Namaste, dear readers.
I write to you from a place of fullness in my practice. Almost like the beautifully full moon that danced across the sky last night and into this morning, the yoga has been bright within me– unobscured by negative thoughts or tension. I write this, because a note from a friend recently reminded me yet again of how everything is cyclical (just like that majestic moon) and that observing these cycles can be a beautiful practice itself.
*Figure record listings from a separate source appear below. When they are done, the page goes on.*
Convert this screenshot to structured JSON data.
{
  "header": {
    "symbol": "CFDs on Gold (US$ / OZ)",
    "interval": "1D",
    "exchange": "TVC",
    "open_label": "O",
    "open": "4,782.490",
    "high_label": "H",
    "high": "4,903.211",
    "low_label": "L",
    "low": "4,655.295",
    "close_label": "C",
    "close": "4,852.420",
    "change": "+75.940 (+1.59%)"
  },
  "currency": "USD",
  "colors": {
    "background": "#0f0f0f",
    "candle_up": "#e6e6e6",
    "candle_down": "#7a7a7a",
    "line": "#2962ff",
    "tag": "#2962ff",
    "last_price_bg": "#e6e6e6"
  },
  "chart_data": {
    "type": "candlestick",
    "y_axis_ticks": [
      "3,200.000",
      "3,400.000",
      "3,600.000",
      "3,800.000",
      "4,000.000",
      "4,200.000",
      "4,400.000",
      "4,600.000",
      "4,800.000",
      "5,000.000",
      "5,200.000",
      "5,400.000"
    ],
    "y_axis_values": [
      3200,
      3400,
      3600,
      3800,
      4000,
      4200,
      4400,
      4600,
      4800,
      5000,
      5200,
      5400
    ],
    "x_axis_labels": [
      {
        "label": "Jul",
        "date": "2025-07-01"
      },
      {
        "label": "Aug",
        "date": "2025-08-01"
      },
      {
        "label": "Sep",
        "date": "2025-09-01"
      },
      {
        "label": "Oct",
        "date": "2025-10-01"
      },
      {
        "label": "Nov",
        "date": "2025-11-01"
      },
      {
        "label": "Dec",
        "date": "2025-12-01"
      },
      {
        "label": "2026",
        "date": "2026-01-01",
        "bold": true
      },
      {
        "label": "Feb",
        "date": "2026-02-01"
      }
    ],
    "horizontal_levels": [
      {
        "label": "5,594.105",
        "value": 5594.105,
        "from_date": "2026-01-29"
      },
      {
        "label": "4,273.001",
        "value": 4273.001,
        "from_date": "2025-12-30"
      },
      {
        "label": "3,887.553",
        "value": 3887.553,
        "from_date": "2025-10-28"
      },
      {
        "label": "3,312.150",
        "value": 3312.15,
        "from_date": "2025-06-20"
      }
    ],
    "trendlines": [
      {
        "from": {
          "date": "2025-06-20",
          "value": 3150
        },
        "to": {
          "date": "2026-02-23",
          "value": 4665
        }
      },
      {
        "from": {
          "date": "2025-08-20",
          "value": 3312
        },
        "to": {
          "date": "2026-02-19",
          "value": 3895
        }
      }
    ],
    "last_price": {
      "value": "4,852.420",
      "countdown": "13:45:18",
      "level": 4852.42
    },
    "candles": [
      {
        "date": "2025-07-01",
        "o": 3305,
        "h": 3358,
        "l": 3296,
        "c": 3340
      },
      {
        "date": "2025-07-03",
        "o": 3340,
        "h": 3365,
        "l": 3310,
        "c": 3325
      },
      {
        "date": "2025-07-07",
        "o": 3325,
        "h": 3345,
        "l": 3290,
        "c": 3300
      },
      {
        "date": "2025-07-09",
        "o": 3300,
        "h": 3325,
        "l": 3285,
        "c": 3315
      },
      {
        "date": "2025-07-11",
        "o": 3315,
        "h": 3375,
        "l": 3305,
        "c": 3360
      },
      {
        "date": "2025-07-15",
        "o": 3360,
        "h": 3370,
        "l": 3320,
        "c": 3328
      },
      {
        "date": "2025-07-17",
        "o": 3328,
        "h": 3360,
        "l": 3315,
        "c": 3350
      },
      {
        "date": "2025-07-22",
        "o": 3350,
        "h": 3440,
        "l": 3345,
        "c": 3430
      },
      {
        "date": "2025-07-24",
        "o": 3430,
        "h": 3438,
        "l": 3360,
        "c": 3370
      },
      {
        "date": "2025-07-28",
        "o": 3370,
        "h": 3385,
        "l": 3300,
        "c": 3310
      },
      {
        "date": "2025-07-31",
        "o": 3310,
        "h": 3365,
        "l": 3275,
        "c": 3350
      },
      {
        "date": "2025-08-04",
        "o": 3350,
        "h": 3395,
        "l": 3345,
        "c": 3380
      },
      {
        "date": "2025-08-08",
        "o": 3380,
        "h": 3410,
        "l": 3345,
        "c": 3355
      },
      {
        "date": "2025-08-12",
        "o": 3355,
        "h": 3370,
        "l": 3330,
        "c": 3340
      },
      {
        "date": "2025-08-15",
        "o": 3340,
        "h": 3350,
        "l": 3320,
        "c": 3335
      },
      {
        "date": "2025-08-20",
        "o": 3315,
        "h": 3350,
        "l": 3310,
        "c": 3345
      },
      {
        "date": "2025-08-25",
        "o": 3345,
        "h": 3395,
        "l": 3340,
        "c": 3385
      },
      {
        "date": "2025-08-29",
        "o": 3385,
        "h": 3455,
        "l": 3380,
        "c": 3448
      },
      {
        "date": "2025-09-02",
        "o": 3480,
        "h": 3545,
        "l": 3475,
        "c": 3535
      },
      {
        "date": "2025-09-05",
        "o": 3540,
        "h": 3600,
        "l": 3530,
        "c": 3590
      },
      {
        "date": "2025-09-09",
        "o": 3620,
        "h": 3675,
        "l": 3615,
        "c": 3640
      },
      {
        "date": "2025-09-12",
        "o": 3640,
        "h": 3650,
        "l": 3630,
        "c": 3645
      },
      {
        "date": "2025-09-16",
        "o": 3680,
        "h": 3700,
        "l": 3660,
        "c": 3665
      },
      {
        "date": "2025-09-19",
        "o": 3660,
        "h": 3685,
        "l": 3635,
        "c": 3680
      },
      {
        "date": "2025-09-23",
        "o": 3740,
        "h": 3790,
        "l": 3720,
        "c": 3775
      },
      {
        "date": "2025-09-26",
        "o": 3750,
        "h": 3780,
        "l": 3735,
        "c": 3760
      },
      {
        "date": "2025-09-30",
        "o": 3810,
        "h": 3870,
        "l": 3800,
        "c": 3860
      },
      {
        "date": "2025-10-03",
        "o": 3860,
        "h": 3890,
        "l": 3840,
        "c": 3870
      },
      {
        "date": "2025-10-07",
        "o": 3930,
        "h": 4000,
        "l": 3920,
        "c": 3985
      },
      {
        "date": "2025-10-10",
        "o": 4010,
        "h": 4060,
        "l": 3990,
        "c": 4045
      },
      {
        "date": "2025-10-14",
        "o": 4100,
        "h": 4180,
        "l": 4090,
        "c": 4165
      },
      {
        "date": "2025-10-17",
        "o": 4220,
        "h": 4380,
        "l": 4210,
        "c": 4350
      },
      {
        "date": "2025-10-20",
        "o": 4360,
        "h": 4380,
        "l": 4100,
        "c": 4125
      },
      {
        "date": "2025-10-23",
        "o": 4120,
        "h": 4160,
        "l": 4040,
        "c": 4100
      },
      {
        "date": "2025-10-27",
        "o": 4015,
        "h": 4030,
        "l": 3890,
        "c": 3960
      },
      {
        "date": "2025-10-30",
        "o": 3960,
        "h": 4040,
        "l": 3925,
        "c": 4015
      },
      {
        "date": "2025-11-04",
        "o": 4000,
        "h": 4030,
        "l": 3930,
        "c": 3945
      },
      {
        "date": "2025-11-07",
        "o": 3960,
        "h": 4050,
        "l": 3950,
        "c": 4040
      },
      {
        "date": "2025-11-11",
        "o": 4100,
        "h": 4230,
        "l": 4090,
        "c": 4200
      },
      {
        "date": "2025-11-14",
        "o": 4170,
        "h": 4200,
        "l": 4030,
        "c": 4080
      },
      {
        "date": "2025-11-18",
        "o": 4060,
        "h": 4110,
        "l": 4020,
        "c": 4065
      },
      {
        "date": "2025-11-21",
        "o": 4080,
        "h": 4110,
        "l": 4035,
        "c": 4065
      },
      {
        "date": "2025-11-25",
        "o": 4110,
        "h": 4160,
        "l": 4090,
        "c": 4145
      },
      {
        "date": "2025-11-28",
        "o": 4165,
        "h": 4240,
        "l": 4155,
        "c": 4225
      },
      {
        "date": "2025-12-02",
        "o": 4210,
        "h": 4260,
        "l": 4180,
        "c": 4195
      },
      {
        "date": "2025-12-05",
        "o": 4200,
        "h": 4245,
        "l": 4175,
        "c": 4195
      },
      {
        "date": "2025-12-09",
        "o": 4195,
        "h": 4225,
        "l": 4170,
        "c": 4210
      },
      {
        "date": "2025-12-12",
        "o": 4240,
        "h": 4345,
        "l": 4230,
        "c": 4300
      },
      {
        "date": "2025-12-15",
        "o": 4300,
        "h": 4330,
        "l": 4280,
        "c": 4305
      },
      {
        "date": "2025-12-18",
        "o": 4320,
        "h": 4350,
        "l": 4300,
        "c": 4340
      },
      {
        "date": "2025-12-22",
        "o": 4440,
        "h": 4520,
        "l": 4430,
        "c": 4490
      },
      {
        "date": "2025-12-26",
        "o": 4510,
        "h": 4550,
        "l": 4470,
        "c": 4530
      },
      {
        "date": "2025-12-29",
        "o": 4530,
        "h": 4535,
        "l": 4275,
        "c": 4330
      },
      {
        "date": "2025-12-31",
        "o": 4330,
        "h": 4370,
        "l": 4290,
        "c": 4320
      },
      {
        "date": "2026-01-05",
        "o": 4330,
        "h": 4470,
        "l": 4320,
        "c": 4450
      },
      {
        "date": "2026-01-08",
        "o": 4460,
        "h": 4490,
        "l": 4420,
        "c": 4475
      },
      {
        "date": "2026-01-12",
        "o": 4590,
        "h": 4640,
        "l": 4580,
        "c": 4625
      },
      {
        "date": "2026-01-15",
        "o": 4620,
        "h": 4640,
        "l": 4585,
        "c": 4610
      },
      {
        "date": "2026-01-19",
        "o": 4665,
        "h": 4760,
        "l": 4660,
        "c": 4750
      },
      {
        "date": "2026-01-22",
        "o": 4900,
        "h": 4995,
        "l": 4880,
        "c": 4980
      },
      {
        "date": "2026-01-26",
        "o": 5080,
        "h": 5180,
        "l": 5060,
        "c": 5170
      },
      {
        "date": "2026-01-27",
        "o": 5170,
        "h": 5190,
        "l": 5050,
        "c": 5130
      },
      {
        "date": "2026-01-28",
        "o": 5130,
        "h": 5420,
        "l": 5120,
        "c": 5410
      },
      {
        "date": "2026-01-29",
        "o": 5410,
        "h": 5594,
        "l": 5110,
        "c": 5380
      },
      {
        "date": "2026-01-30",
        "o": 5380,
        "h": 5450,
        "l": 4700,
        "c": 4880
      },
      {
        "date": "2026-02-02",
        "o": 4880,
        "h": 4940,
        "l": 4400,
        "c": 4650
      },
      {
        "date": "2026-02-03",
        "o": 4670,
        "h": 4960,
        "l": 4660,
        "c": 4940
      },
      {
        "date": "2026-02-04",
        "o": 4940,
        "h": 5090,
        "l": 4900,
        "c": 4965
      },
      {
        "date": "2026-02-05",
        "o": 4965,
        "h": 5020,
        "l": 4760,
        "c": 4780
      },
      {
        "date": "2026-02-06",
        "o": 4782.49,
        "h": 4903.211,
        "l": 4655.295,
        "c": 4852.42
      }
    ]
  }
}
One place we observe cycles is in tension we hold in our physical body. I am blessed with tight hips, and I have come to treasure the ways in which this tightness keeps me in the present moment. There are days (or months!) when the tightness is intense. These periods allow me to go deeply into my breath, to really witness the thoughts that arise in my mind when I encounter the tightness, to truly bless the human experience I am having in those tight hips! There are other times when the tightness has abated almost completely– I find playfulness in those moments as I dance through deep hip-openers. Another component of tracking the tension like this is noticing the impact my life “off the mat” is having on my body– not judging it, just noticing it. It truly is what it is.
We of course also have mental and emotional cycles as well. Getting in touch with these patterns takes similar sensitivity and humility. Changes come softly, fluidly and we must respect the process. In those moments when I shake my fist at a driver who nearly runs me over on my bike (this upsets me!), if I can become aware of the feelings I have in that moment, bless them, and release them rather than beat myself up over losing my cool, I’m on my way to transforming that negative pattern into a positive one.
As I sat in meditation last night, after singing along to the angelic devotional sounds of Chandra Om and Shiva’s Garden, I practiced a version of lovingkindness meditation using the moon. The moon’s beams of light bathed me, and I became aware that “the moon sees me.” In that moment, I sent all love to the moon. I then watched as the moon’s beams touched all beings in that moment, radiating that bit of love I transmitted back out to all things. It was quite powerful.
This morning, as I walked across frosty grass as the sun began to lighten the sky, the moon shone just as brightly– inspiring me to remember that the transformative power of love is always there for us, as long as we are open to receive its message.
I see the moon
and the moon sees me
The moon sees the somebody I’d like to see.
God bless the moon
and God bless me
God bless the somebody I’d like to see.